A state of the art £13 million adult hospice will ensure that the highest level of palliative care is available in Northern Ireland.
The new centre, on the site of the old hospice at Somerton Road in north Belfast, is on course to take its first patients this spring.
It will include 18 beds in single en-suite rooms with supporting facilities for staff, families and volunteers.
A new day hospice facility and a dedicated education and resource centre are planned, and the old Victorian building has been retained as a high street style cafe to allow patients a greater sense of normal life.
The NI Hospice cares for more than 3,000 adults each year, but can support many more once the new centre is fully operational.

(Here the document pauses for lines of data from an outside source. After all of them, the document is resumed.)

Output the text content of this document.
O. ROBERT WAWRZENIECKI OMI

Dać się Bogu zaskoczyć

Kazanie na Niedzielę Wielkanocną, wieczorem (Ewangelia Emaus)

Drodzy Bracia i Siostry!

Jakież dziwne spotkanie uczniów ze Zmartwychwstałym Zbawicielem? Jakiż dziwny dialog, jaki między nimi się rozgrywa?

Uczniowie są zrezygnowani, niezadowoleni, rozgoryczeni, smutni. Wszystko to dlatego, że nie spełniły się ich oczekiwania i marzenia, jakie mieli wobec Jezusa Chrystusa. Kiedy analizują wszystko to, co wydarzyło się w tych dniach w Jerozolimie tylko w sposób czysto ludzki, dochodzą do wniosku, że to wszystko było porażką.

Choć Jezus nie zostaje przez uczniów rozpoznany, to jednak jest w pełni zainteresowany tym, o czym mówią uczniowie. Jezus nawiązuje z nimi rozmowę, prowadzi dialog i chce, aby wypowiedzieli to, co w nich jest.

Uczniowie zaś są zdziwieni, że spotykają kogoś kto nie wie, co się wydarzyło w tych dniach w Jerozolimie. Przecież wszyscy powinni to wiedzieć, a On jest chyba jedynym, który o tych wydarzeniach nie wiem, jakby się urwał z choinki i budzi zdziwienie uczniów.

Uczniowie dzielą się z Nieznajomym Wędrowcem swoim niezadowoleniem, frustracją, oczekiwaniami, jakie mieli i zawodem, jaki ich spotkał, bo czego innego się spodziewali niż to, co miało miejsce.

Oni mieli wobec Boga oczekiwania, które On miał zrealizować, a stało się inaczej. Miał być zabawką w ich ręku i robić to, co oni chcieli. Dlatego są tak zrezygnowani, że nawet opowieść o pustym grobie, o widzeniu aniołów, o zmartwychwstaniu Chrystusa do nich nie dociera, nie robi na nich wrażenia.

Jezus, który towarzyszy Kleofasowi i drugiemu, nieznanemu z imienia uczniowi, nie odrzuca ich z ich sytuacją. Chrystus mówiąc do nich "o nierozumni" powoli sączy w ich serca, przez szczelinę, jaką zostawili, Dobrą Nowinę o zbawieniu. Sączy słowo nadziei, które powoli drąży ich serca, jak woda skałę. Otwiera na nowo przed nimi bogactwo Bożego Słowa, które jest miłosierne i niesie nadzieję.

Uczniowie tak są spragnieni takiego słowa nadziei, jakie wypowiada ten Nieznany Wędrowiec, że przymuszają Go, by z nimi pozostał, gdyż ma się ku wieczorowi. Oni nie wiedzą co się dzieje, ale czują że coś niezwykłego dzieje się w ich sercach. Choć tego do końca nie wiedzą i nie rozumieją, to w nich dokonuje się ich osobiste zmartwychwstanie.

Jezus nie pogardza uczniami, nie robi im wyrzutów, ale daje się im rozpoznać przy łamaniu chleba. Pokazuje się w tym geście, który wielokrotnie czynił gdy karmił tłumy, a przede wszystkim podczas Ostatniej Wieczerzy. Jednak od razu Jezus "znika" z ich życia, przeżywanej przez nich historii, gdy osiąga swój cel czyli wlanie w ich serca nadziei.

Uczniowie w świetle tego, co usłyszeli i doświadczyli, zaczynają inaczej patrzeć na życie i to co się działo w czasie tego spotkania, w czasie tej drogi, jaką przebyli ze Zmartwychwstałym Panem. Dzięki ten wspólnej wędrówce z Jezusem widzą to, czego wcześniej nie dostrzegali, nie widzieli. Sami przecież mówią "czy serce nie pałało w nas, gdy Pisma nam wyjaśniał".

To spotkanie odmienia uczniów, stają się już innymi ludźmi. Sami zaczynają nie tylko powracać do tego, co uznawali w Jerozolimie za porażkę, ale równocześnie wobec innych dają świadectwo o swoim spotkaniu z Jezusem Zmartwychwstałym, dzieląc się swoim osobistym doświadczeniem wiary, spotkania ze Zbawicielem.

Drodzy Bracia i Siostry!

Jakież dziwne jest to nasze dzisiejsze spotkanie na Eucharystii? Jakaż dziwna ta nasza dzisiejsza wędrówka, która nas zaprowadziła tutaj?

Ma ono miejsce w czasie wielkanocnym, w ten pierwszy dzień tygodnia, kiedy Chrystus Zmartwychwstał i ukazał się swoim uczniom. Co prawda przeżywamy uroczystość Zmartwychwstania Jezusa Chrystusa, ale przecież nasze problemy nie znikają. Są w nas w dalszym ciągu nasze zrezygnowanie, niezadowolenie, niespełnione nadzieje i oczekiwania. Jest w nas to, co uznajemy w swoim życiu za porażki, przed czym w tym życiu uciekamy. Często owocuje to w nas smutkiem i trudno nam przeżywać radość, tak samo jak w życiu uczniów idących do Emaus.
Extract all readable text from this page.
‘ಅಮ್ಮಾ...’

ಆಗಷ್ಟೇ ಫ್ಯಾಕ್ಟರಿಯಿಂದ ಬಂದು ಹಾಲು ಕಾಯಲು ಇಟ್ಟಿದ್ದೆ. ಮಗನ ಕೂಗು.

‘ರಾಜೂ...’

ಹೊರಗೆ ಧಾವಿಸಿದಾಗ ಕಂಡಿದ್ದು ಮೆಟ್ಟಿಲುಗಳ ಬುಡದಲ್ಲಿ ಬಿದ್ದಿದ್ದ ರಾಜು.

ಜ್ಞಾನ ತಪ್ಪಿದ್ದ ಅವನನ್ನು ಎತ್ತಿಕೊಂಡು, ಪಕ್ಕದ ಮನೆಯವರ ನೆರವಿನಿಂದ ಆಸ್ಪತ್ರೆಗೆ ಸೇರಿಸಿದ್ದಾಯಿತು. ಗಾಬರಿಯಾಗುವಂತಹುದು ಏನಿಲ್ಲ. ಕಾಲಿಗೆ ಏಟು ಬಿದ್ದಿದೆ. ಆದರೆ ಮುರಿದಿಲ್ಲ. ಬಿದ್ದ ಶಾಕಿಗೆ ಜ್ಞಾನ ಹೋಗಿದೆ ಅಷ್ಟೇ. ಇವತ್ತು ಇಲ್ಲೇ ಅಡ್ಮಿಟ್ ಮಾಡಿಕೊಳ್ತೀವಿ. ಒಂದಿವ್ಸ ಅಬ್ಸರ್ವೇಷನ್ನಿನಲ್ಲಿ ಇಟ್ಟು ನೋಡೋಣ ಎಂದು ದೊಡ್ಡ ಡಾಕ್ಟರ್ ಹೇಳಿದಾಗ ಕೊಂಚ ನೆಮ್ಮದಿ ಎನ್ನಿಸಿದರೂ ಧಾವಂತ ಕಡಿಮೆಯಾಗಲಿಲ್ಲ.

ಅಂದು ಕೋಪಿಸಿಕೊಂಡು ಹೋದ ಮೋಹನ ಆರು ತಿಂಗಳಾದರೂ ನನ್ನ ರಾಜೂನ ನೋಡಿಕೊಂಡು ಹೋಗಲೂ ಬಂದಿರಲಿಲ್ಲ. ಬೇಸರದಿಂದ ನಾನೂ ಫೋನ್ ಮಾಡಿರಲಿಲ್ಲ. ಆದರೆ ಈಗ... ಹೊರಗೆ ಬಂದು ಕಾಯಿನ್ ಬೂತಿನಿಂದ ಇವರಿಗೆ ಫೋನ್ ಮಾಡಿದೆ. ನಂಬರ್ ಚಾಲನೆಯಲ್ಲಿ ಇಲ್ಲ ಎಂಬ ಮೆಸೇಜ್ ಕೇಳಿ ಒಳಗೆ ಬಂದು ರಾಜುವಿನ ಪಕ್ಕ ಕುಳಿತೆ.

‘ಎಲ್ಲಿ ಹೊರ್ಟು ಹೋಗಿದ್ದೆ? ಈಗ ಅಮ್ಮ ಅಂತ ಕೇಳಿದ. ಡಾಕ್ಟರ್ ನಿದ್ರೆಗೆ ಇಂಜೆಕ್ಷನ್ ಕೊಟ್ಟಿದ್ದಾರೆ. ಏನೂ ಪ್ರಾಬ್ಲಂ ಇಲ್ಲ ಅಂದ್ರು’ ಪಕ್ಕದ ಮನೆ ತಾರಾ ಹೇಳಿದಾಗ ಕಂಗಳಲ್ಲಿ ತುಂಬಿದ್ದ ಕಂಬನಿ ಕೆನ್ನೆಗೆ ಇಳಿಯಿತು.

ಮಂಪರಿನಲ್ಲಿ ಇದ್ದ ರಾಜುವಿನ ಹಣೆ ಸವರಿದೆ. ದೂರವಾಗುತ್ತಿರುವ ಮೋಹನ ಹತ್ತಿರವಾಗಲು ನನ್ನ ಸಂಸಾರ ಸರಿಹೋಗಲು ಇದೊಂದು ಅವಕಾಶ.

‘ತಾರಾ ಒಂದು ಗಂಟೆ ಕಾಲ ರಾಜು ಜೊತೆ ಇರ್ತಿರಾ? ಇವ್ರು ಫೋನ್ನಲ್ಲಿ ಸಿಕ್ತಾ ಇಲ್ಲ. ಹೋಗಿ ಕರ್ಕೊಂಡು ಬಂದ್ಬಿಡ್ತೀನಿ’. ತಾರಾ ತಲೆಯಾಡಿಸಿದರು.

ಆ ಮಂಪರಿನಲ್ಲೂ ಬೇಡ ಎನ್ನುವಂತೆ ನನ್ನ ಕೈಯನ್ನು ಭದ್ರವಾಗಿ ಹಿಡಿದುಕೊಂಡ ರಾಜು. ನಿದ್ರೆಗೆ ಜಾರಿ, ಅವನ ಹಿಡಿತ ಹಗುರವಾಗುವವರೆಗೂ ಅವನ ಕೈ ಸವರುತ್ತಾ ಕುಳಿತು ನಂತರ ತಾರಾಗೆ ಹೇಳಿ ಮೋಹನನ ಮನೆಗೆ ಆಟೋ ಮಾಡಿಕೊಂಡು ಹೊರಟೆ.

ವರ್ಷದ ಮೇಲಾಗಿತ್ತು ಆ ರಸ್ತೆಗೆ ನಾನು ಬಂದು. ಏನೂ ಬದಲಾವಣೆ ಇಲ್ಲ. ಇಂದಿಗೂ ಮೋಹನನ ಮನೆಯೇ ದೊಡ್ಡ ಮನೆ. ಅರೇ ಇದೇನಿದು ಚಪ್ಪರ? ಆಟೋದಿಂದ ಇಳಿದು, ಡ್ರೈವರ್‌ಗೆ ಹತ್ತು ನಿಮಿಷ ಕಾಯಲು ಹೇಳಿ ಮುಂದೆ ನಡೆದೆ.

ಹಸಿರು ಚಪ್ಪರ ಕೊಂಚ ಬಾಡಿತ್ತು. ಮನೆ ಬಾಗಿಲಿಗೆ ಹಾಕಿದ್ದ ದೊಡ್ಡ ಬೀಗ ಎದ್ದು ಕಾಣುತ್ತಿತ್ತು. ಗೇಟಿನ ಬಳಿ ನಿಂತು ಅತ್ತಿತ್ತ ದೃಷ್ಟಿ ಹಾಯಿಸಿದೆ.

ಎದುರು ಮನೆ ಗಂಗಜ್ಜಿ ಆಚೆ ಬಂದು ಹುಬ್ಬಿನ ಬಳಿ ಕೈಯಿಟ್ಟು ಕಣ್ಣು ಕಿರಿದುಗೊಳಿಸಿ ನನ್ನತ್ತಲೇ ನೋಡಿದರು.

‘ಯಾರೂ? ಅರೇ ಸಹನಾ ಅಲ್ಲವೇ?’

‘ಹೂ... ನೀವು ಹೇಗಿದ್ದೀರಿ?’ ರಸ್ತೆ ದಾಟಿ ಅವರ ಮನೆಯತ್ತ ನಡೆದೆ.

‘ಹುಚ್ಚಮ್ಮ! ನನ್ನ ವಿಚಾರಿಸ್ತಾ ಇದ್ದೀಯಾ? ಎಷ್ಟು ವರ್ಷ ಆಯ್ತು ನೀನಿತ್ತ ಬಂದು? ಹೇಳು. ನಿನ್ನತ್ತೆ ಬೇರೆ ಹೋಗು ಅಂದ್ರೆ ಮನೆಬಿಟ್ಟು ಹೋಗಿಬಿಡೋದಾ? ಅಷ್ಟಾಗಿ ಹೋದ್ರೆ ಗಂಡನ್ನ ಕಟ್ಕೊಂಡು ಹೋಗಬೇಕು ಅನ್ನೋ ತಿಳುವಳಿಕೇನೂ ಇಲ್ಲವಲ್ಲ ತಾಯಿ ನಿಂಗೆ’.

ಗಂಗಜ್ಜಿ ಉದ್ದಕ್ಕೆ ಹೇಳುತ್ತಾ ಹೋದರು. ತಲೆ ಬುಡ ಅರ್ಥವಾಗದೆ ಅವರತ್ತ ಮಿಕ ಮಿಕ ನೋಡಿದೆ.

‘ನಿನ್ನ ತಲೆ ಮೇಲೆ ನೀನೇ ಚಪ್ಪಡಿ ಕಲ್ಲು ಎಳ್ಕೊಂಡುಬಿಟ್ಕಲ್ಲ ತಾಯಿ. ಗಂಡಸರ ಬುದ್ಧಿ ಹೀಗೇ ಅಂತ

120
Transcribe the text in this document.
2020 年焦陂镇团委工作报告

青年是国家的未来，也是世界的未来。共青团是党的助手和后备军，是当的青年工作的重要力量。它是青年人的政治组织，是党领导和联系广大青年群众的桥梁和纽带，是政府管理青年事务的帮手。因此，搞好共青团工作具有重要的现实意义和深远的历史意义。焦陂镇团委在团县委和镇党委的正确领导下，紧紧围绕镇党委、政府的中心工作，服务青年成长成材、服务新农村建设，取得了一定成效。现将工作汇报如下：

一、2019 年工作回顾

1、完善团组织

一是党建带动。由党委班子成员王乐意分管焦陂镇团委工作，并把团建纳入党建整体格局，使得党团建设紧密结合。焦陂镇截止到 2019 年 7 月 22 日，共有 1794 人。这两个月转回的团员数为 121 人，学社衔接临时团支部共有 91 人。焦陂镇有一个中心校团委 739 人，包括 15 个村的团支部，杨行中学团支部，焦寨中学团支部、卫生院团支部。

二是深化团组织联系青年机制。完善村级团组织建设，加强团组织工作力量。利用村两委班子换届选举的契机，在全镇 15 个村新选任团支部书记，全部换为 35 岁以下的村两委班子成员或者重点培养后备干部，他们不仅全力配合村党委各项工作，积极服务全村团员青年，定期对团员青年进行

Heather Weir, Northern Ireland Hospice chief executive, said: “We could never have reached this stage of building the new hospice without the financial support from fundraisers.
“I would like to pay tribute to all of our donors that have supported so far. Individuals and groups in the community, charitable trusts, corporate sponsors and government support have all been instrumental in getting us this far.”
The first and deputy first ministers and health minister visited the construction site on Thursday.
The building was partly funded by the Department of Health, Social Services and Public Safety (DHSSPS) through a £2.7 million grant.
First minister Arlene Foster said: “The organisation’s vision of access for all to world class palliative care is coming to reality here today thanks to the dedicated work of the Northern Ireland Hospice.
“I commend the hospice in its work to reach out beyond cancer to help those people most in need of the selfless commitment and care provided here.”
Deputy First Minister Martin McGuinness said it was the first purpose-built and dementia-friendly hospice anywhere in the UK and Ireland.
“This visionary project will support our future generations and I am both humbled and inspired to see such progress and determination by all the people engaged with the hospice,” he said.
Director of nursing and patient services Loretta Gribben said it was “an amazing achievement” to have the centre on the verge of completion.
“The fact that we have single, en-suite rooms which are dementia friendly, opens the doors up to a whole range of people we wouldn’t have been able to accommodate...and every room opens up into the patient’s own private space,” Ms Gribben said.
NI Hospice volunteer Heather O’Neill became involved following the death of her husband Derek eight years ago.
She said the support provided while Derek remained at home was invaluable, making her determined to support others at such a difficult time in their lives.
“They were so, so good to my husband it was unbelievable. He had a palliative care nurse from the hospice and that was my first experience of the NI Hospice,” Mrs O’Neill said.
“I do reception, I do admin and I go and sit with patients to give their relatives a break. I also take people to hospital for appointments.
“I get more back from volunteering from what I give. I love meeting people and it is a pleasure for me to be there,” Mrs O’Neill added.